Heat flared along my cheekbones, burning me sure as fire. Me and my fool mouth. What’d possessed me to mention dating and Riley in the same sentence, and in front of Missy, no less?
She leaned forward and caught my gaze. “He asked you out.”
“Tried to finagle me into eating with him today.” I blew out a breath. Well, dang. Now I was gonna have to spill the whole thing, else she’d spend the rest of the day nagging me about it. Like I had time for that. “Said he’s got an extra ticket if I wanna go to Rhapsody with him.”
Missy blinked twice, shading her violet eyes. “I hope you said yes.”
I squirmed on the chair. “Thing is, I kind of accused him of trying to make me into a fool.”
“Sunshine Walkingstick,” she snapped.
I sat up straight real quick l
ike. “Now, Missy—”
“Don’t you now, Missy me, young lady.” She sucked in a breath and speared me with her you’re in big trouble now stare. “Riley Treadwell is a decent young man. Don’t think I didn’t check, because I did, and all I heard were good things.”
“I never said he weren’t—”
“I’m not finished.”
I hunched my shoulders around my ears. “Yes’m.”
She nodded once, sharp and fierce, and her wild sable curls bounced around her head. “A decent young man asked you out and you treated him as if he were trying to pull one over on you. What were you thinking?” She held up a finger. “No, don’t answer that. I know what you were thinking and I can honestly say this is the first time I’ve ever been ashamed to call you mine.”
The breath whooshed right outta my lungs, leaving my innards hollow and sick. “Missy…”
“You’re going out with him.”
“But I—”
“Yes, that’s exactly what you’re going to do. You’re going to call him and accept his invitation.” A smile started up in her eyes and some of the heat drained outta her voice. “We’ll go shopping on Tuesday, as soon as the Labor Day traffic eases up.”
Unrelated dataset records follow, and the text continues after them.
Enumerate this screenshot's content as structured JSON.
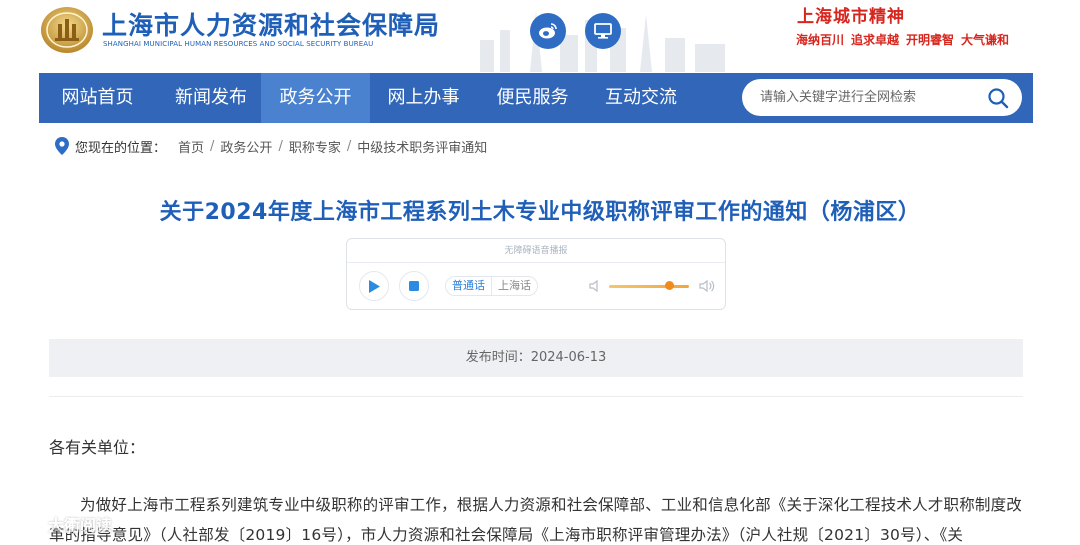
{
  "header": {
    "title": "上海市人力资源和社会保障局",
    "subtitle": "SHANGHAI MUNICIPAL HUMAN RESOURCES AND SOCIAL SECURITY BUREAU",
    "weibo_icon": "weibo-icon",
    "desktop_icon": "desktop-icon",
    "spirit": {
      "title": "上海城市精神",
      "phrases": [
        "海纳百川",
        "追求卓越",
        "开明睿智",
        "大气谦和"
      ]
    }
  },
  "nav": {
    "items": [
      {
        "label": "网站首页"
      },
      {
        "label": "新闻发布"
      },
      {
        "label": "政务公开",
        "active": true
      },
      {
        "label": "网上办事"
      },
      {
        "label": "便民服务"
      },
      {
        "label": "互动交流"
      }
    ],
    "search": {
      "placeholder": "请输入关键字进行全网检索"
    }
  },
  "breadcrumb": {
    "location_label": "您现在的位置：",
    "items": [
      "首页",
      "政务公开",
      "职称专家",
      "中级技术职务评审通知"
    ]
  },
  "article": {
    "title": "关于2024年度上海市工程系列土木专业中级职称评审工作的通知（杨浦区）",
    "publish": "发布时间：2024-06-13",
    "salutation": "各有关单位：",
    "paragraph": "为做好上海市工程系列建筑专业中级职称的评审工作，根据人力资源和社会保障部、工业和信息化部《关于深化工程技术人才职称制度改革的指导意见》（人社部发〔2019〕16号），市人力资源和社会保障局《上海市职称评审管理办法》（沪人社规〔2021〕30号）、《关"
  },
  "player": {
    "header": "无障碍语音播报",
    "lang_selected": "普通话",
    "lang_other": "上海话",
    "volume_level": 0.75
  },
  "watermark": "大衢阅读",
  "colors": {
    "brand_blue": "#1f5fb8",
    "nav_blue": "#3266b8",
    "nav_active": "#4b82cf",
    "spirit_red": "#d7261e"
  }
}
I recoiled away from her. “What on Earth do I wanna go shopping for?”
“For a dress, a nice one, and some shoes, too. I’ve got some money set aside for it. Heaven knows, I’ve waited long enough to use it.” She leaned forward and patted my arm, and a pleased smile bloomed across her face. “This is just what I needed, too. Since my ring went missing, I haven’t had a single easy moment. A trip to the mall will be just the thing to take my mind off of it for a while.”
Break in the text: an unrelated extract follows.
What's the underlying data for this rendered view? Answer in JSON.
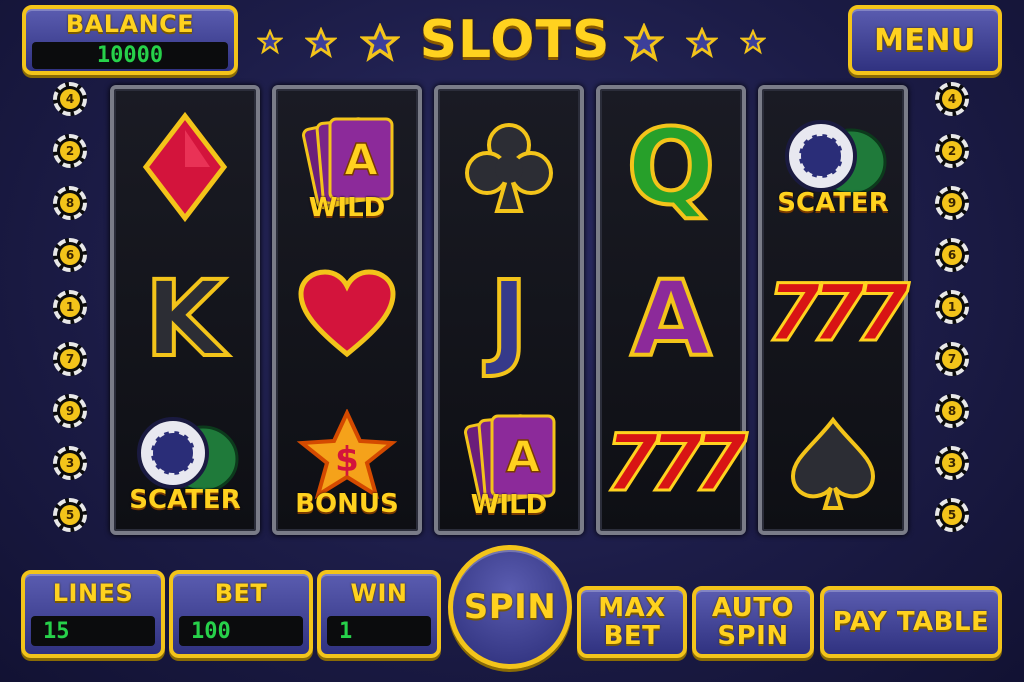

I closed my mouth around the uneasiness sinking through me. I hadn’t forgot about her ring, not one bit, and I sure didn’t have it in me to disappoint her any more. “I’ll call him tonight, when he’s had a chance to cool off some.”
She beamed at me, like I just handed her the winning lottery ticket. “Oh, you’ll have so much fun, Sunny. I haven’t been to a dance in ages. Maybe I’ll get Fame to take me.”